Die Wissenschaftlerin - spöttisch "Pythia vom Bodensee" genannt - gründete 1947 mit ihrem Mann das erste deutsche Meinungsforschungsinstitut.

Wer selbst sein Meister ist und sich beherrschen kann ...

... dem ist die weite Welt und alles untertan." Wunderbar! Das entstammt meinem Lieblingsgedicht ("An sich", vom Barocklyriker Paul Fleming, d. Red.). Ich habe es in metallenen Lettern auf einem Granitblock in meinem Garten verewigen lassen. So kann niemals in Vergessenheit geraten: Erst die Selbstbeherrschung macht den Menschen wahrhaft frei.

Hätten Sie sich mit 89 Jahren nicht ein bisschen Disziplinlosigkeit verdient?

Im Gegenteil! Wer damit beginnt, der verfällt. Nur wenn Sie richtig leben, keine Zeit vertrödeln, aktiv sind, ist das Alter wunderbar.
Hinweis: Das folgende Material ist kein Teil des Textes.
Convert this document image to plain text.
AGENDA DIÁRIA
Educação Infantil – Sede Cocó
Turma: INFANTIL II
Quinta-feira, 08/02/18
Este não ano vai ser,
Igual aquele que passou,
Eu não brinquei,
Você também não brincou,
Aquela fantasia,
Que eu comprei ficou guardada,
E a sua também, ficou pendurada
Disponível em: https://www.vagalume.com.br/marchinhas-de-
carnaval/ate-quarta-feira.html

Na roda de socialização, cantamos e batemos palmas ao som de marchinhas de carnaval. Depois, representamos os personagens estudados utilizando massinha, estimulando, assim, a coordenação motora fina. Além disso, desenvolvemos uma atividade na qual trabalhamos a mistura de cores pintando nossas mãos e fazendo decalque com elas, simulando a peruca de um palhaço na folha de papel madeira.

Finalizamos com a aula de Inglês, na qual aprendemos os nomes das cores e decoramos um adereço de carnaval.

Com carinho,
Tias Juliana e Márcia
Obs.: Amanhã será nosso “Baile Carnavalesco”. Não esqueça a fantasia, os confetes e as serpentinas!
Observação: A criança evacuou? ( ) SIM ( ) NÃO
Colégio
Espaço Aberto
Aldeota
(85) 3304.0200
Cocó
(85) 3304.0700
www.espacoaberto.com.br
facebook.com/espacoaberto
Man wird dann wacher, sieht und versteht mehr. Sonst ist es grausam.

Wie sieht Ihr Tagespensum aus?

Ich stehe sehr früh auf und beginne nahezu sofort zu arbeiten. Ich schreibe auf, was ich am Tage tun will. Morgens habe ich die besten Gedanken. Und die haben auch keinerlei Respekt vor Sonntagen.

Zur Person

Elisabeth Noelle-Neumann, 1916 in Berlin geboren, studierte u. a. Philosophie, Geschichte und Zeitungswissenschaft in Berlin, Königsberg und den USA. Bereits vor dem Krieg bereiste sie Japan, China und den Vorderen Orient. Sie promovierte 1940 und gründete 1947 mit ihrem ersten Mann das "Institut für Demoskopie Allensbach" am Bodensee. "Allensbach" wurde zum Synonym für Volksbefragung. Ihr Bestseller "Die Schweigespirale" wurde in nahezu 20 Sprachen übersetzt. Frau Noelle-Neumann ist zweifach verwitwet.
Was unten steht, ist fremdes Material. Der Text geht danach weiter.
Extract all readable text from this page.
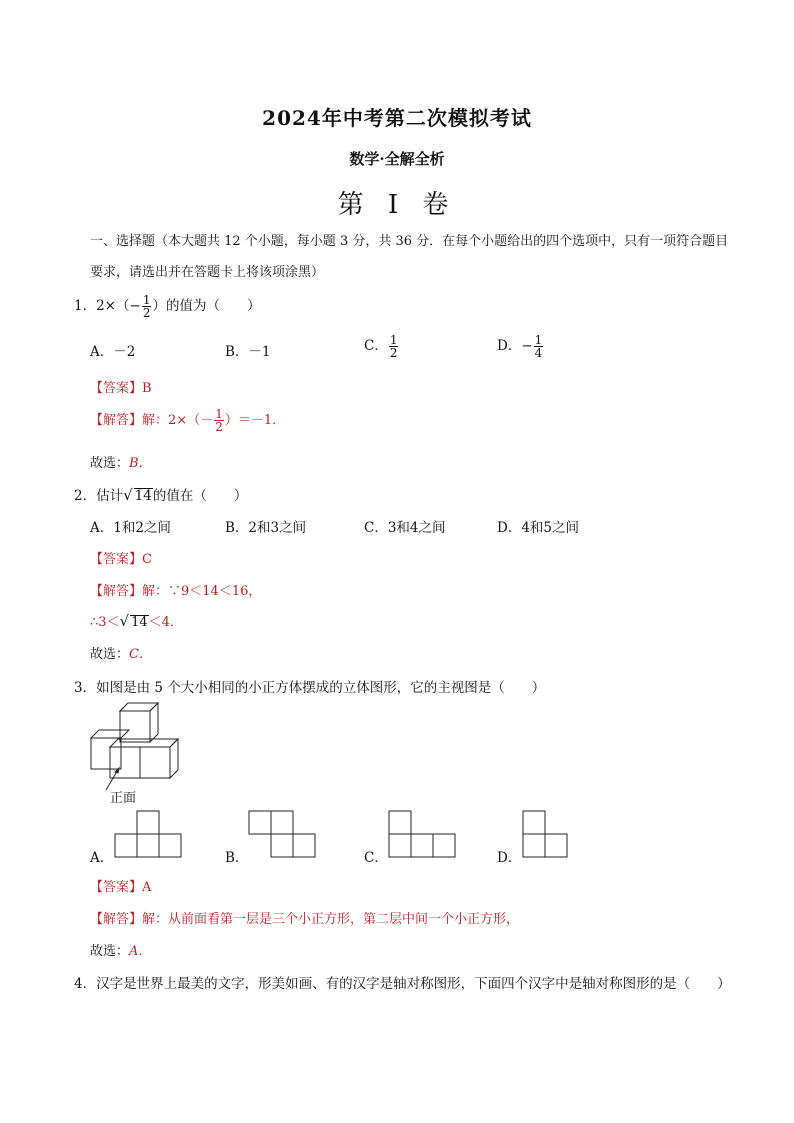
2024年中考第二次模拟考试
数学·全解全析
第 I 卷
一、选择题（本大题共 12 个小题，每小题 3 分，共 36 分．在每个小题给出的四个选项中，只有一项符合题目要求，请选出并在答题卡上将该项涂黑）
1．$2\times(- \frac{1}{2}$ ）的值为（　　）
A．－2	B．－1	C． $\frac{1}{2}$	D．− $\frac{1}{4}$
【答案】B
【解答】解：$2\times(- \frac{1}{2} )=-1$．
故选：B．
2．估计√ 14的值在（　　）
A．1和2之间	B．2和3之间	C．3和4之间	D．4和5之间
【答案】C
【解答】解：∵9＜14＜16，
∴3＜√ 14＜4．
故选：C．
3．如图是由 5 个大小相同的小正方体摆成的立体图形，它的主视图是（　　）
正面
A．	B．	C．	D．
【答案】A
【解答】解：从前面看第一层是三个小正方形，第二层中间一个小正方形，
故选：A．
4．汉字是世界上最美的文字，形美如画、有的汉字是轴对称图形，下面四个汉字中是轴对称图形的是（　　）
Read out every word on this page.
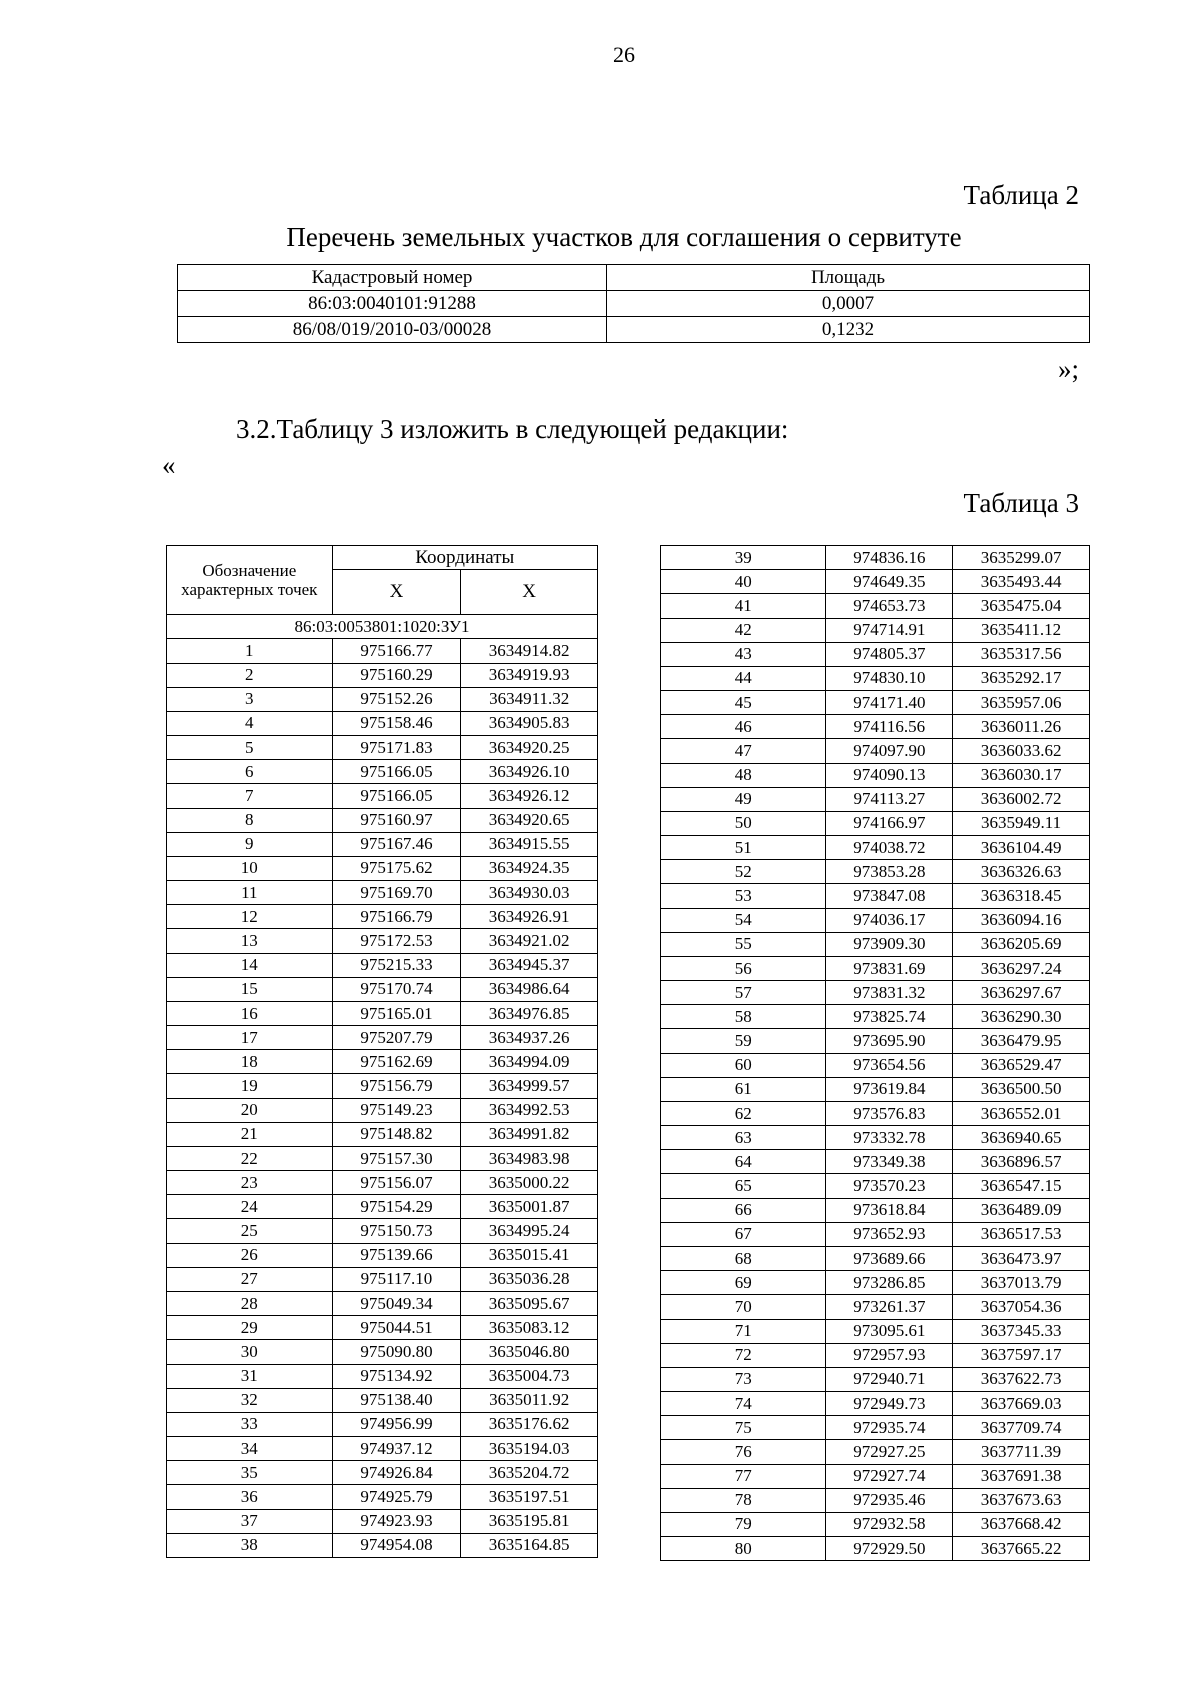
26
Таблица 2
Перечень земельных участков для соглашения о сервитуте
Кадастровый номер	Площадь
86:03:0040101:91288	0,0007
86/08/019/2010-03/00028	0,1232
»;
3.2.Таблицу 3 изложить в следующей редакции:
«
Таблица 3
Обозначение характерных точек	Координаты	
	X	X
86:03:0053801:1020:ЗУ1		
1	975166.77	3634914.82
2	975160.29	3634919.93
3	975152.26	3634911.32
4	975158.46	3634905.83
5	975171.83	3634920.25
6	975166.05	3634926.10
7	975166.05	3634926.12
8	975160.97	3634920.65
9	975167.46	3634915.55
10	975175.62	3634924.35
11	975169.70	3634930.03
12	975166.79	3634926.91
13	975172.53	3634921.02
14	975215.33	3634945.37
15	975170.74	3634986.64
16	975165.01	3634976.85
17	975207.79	3634937.26
18	975162.69	3634994.09
19	975156.79	3634999.57
20	975149.23	3634992.53
21	975148.82	3634991.82
22	975157.30	3634983.98
23	975156.07	3635000.22
24	975154.29	3635001.87
25	975150.73	3634995.24
26	975139.66	3635015.41
27	975117.10	3635036.28
28	975049.34	3635095.67
29	975044.51	3635083.12
30	975090.80	3635046.80
31	975134.92	3635004.73
32	975138.40	3635011.92
33	974956.99	3635176.62
34	974937.12	3635194.03
35	974926.84	3635204.72
36	974925.79	3635197.51
37	974923.93	3635195.81
38	974954.08	3635164.85
39	974836.16	3635299.07
40	974649.35	3635493.44
41	974653.73	3635475.04
42	974714.91	3635411.12
43	974805.37	3635317.56
44	974830.10	3635292.17
45	974171.40	3635957.06
46	974116.56	3636011.26
47	974097.90	3636033.62
48	974090.13	3636030.17
49	974113.27	3636002.72
50	974166.97	3635949.11
51	974038.72	3636104.49
52	973853.28	3636326.63
53	973847.08	3636318.45
54	974036.17	3636094.16
55	973909.30	3636205.69
56	973831.69	3636297.24
57	973831.32	3636297.67
58	973825.74	3636290.30
59	973695.90	3636479.95
60	973654.56	3636529.47
61	973619.84	3636500.50
62	973576.83	3636552.01
63	973332.78	3636940.65
64	973349.38	3636896.57
65	973570.23	3636547.15
66	973618.84	3636489.09
67	973652.93	3636517.53
68	973689.66	3636473.97
69	973286.85	3637013.79
70	973261.37	3637054.36
71	973095.61	3637345.33
72	972957.93	3637597.17
73	972940.71	3637622.73
74	972949.73	3637669.03
75	972935.74	3637709.74
76	972927.25	3637711.39
77	972927.74	3637691.38
78	972935.46	3637673.63
79	972932.58	3637668.42
80	972929.50	3637665.22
Wie halten Sie sich körperlich in Form?

Ich schlafe! Man sollte wirklich viel mehr schlafen, als die meisten Menschen glauben. In meinem Falle: zehn Stunden pro Nacht, das hält mich gesund. Dabei liegen immer Papier und Füller auf dem Nachttisch. Wussten Sie, dass Karl der Große erst mit 50 das Schreiben erlernte?

Nein.

Oh ja. Um seine nächtlichen Gedanken festhalten zu können! Er hat hier auf der Reichenau oft seine Sommerferien zugebracht. Wenn ich aus meinem Garten über den See schaue, bilde ich mir ein, er käme gerade aus dem Klostertor. Aber das ist natürlich eine Marotte.

Sie haben mit Adenauer Tee getrunken, für alle deutschen Nachkriegsregierungen gearbeitet, niemand hat den Deutschen in 60 Jahren mehr Fragen gestellt. Wie fühlt die Nation?
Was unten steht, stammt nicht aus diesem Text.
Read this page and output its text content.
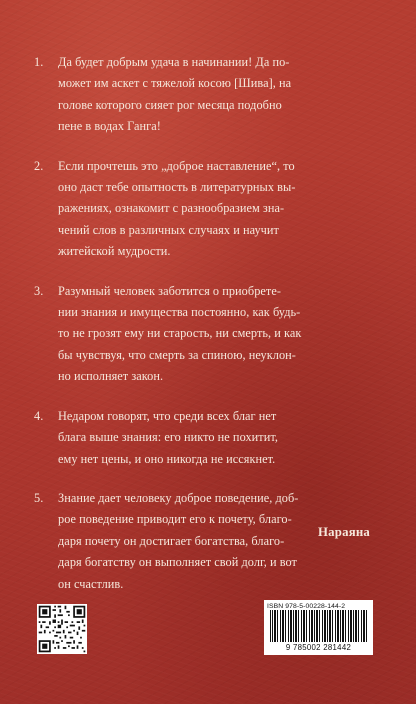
1.	Да будет добрым удача в начинании! Да по-
может им аскет с тяжелой косою [Шива], на
голове которого сияет рог месяца подобно
пене в водах Ганга!
2.	Если прочтешь это „доброе наставление“, то
оно даст тебе опытность в литературных вы-
ражениях, ознакомит с разнообразием зна-
чений слов в различных случаях и научит
житейской мудрости.
3.	Разумный человек заботится о приобрете-
нии знания и имущества постоянно, как будь-
то не грозят ему ни старость, ни смерть, и как
бы чувствуя, что смерть за спиною, неуклон-
но исполняет закон.
4.	Недаром говорят, что среди всех благ нет
блага выше знания: его никто не похитит,
ему нет цены, и оно никогда не иссякнет.
5.	Знание дает человеку доброе поведение, доб-
рое поведение приводит его к почету, благо-
даря почету он достигает богатства, благо-
даря богатству он выполняет свой долг, и вот
он счастлив.
Нараяна
ISBN 978-5-00228-144-2
9 785002 281442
Deutschland hat eine ganz seltsame Wandlung durchgemacht. Wir haben so lange dazu geneigt, alles pessimistisch zu sehen, und nun ändert sich das. Der Optimismus wächst. Ich kann es nicht erklären, aber es wird immer stärker: Ja, Deutschland ist in eigentümlicher Weise optimistisch gestimmt.

Zu Bundeskanzler Kohl hatten Sie ein besonderes Verhältnis. Sehen Sie sich heute noch?

Wann immer ich ihn sehen will. Unser Verhältnis ist sehr herzlich. Wissen Sie, warum ich ihn so schätze? Er prognostiziert ganz fabelhaft, sieht die Dinge voraus. In unserem Institut spielen wir ein demoskopisches Toto. Die Mitarbeiter tippen auf Ergebnisse laufender Umfragen. Kohl hat jahrelang mitgespielt - und immer, immer gewonnen!

Ihrem Institut erging es bei der letzten Bundestagswahl nicht so gut. Sie lagen - wie alle - ziemlich daneben. Woran lag's?

Nun, ich war diesmal nicht beteiligt.

Ihr erstaunliches Selbstbewusstsein ...

... hat selbst Paul Kirchhof bewundert. Ich will Ihnen erklären, woher es kommt: von Engeln, die mich im Alter von fünf Jahren des Nachts besucht haben - ein gleißendes Licht, ein ungeheurer Kraftquell.

Mit Verlaub, wie erklären Sie als rationale Wissenschaftlerin diesen Glauben?

Gar nicht. Rechtfertigungen sind das Letzte, was mir einfiele! Ich glaube an Fügung und glückliche Zahlen - meine ist die 19 -, an Engel und Astrologie. Ein Ufo habe ich auch bereits gesichtet. Es ist nicht gut, das Leben nur rational zu leben. Man kann ruhig einiges an Irrationalem zulassen.

Haben Sie Angst vor dem Tod?

Nein. Um ehrlich zu sein: Ich denke manchmal mit einer gewissen Freude an mein nächstes Leben.